The other widely expected event that failed to materialize was a wave of commercial real estate-driven bank closures, according to the video.
“Although a few banks were shuttered, none of those closures were caused by a wave of bad real estate debt,” Chang said. “One of the ideas driving the bank failure dialogue was the widely held expectation that commercial real estate would face significant distress, and many believed a wave of delinquencies would hit the market.
“And yes, a few properties did shake loose, and some investors did hand the keys back to lenders, but the distress was more of a trickle than a wave.”
He said that both the Federal Reserve and the FDIC rapidly backstop banks and their guidance on commercial real estate extensions and workouts appears to have staved off a lot of the commercial real estate risk, at least thus far.
The CMBS delinquency rate of just 4.6% likely beats most people’s expectations.
“From a property fundamental standpoint, the market did better than expected but not as good as we would’ve liked,” Chang said.
Apartment vacancies are expected to end 2023 at 5.7%, about 80 basis points above year end 2022.
But considering a record 420,000 new units were added this year, inventory growth of 2.2%, an 80-basis point rise in vacancy isn’t bad, according to Chang.
“Office is another property type that probably exceeded expectations is office, not because it performed well, but because expectations were so low,” he said.
Marcus & Millichap anticipates the office vacancy rate will close 2023 at 17.6%, up 140 basis points from last year. Large, older urban office buildings have fared worse than smaller, newer office buildings located in the suburbs and smaller cities.
As for retail, Marcus & Millichap anticipates the vacancy rate will close 2023 about 10 basis points higher than last year at 4.7% — that’s for all retail, including both multi-tenant and single-tenant properties.
Focusing in on just multi-tenant retail, the year-end vacancy rates should land around 5.2 or 5.3%, which would be the lowest year-end multi-tenant vacancy rate on record back to at least 2007, Chang said.
“At the beginning of 2023, I don’t think anyone expected record retail sales, nor were they expecting the multi-tenant vacancy rate to end 2023 at a record low,” Chang said.
“Now unlike office, people’s expectations for industrial properties this year were quite high and ultimately we’re expecting to see annual absorption of around 175 million square feet, which will give us a vacancy rate in the upper 4% range, about 120 basis points above the close of 2022.”

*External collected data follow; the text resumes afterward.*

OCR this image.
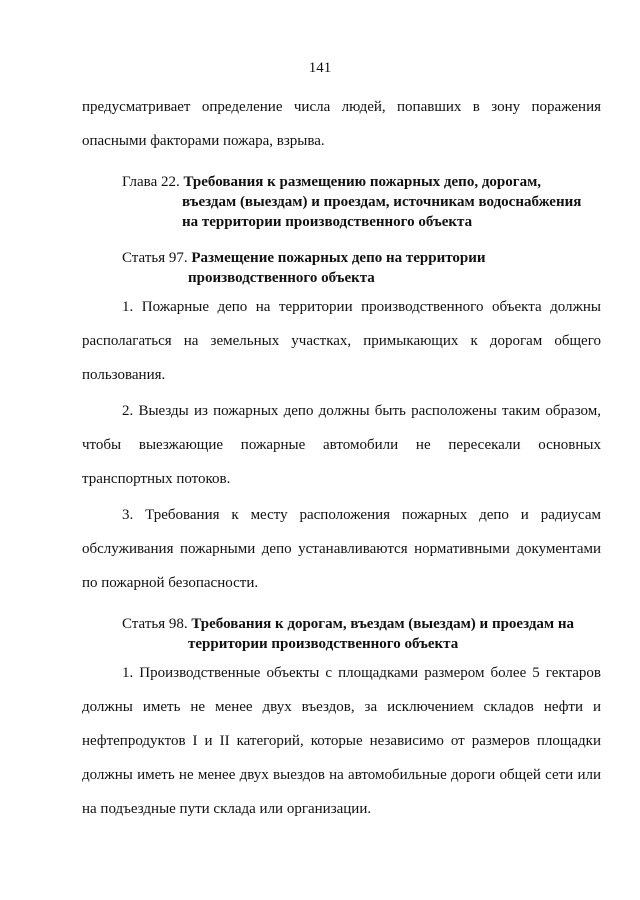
141

предусматривает определение числа людей, попавших в зону поражения опасными факторами пожара, взрыва.

Глава 22. Требования к размещению пожарных депо, дорогам,
въездам (выездам) и проездам, источникам водоснабжения
на территории производственного объекта
Статья 97. Размещение пожарных депо на территории
производственного объекта

1. Пожарные депо на территории производственного объекта должны располагаться на земельных участках, примыкающих к дорогам общего пользования.

2. Выезды из пожарных депо должны быть расположены таким образом, чтобы выезжающие пожарные автомобили не пересекали основных транспортных потоков.

3. Требования к месту расположения пожарных депо и радиусам обслуживания пожарными депо устанавливаются нормативными документами по пожарной безопасности.

Статья 98. Требования к дорогам, въездам (выездам) и проездам на
территории производственного объекта

1. Производственные объекты с площадками размером более 5 гектаров должны иметь не менее двух въездов, за исключением складов нефти и нефтепродуктов I и II категорий, которые независимо от размеров площадки должны иметь не менее двух выездов на автомобильные дороги общей сети или на подъездные пути склада или организации.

Like apartments, industrial construction was a major factor with a record 400 million square feet delivered in 2023.
“But looking under the surface, over half of the newly added space falls in just 10 markets,” Chang said. “Most areas of the country saw little development.”
Looking back on 2023, Chang said that both the economy and commercial real estate generally outperformed expectations.
“It certainly wasn’t the best year on record, but all things considered, it looks like we dodged a bullet,” Chang said.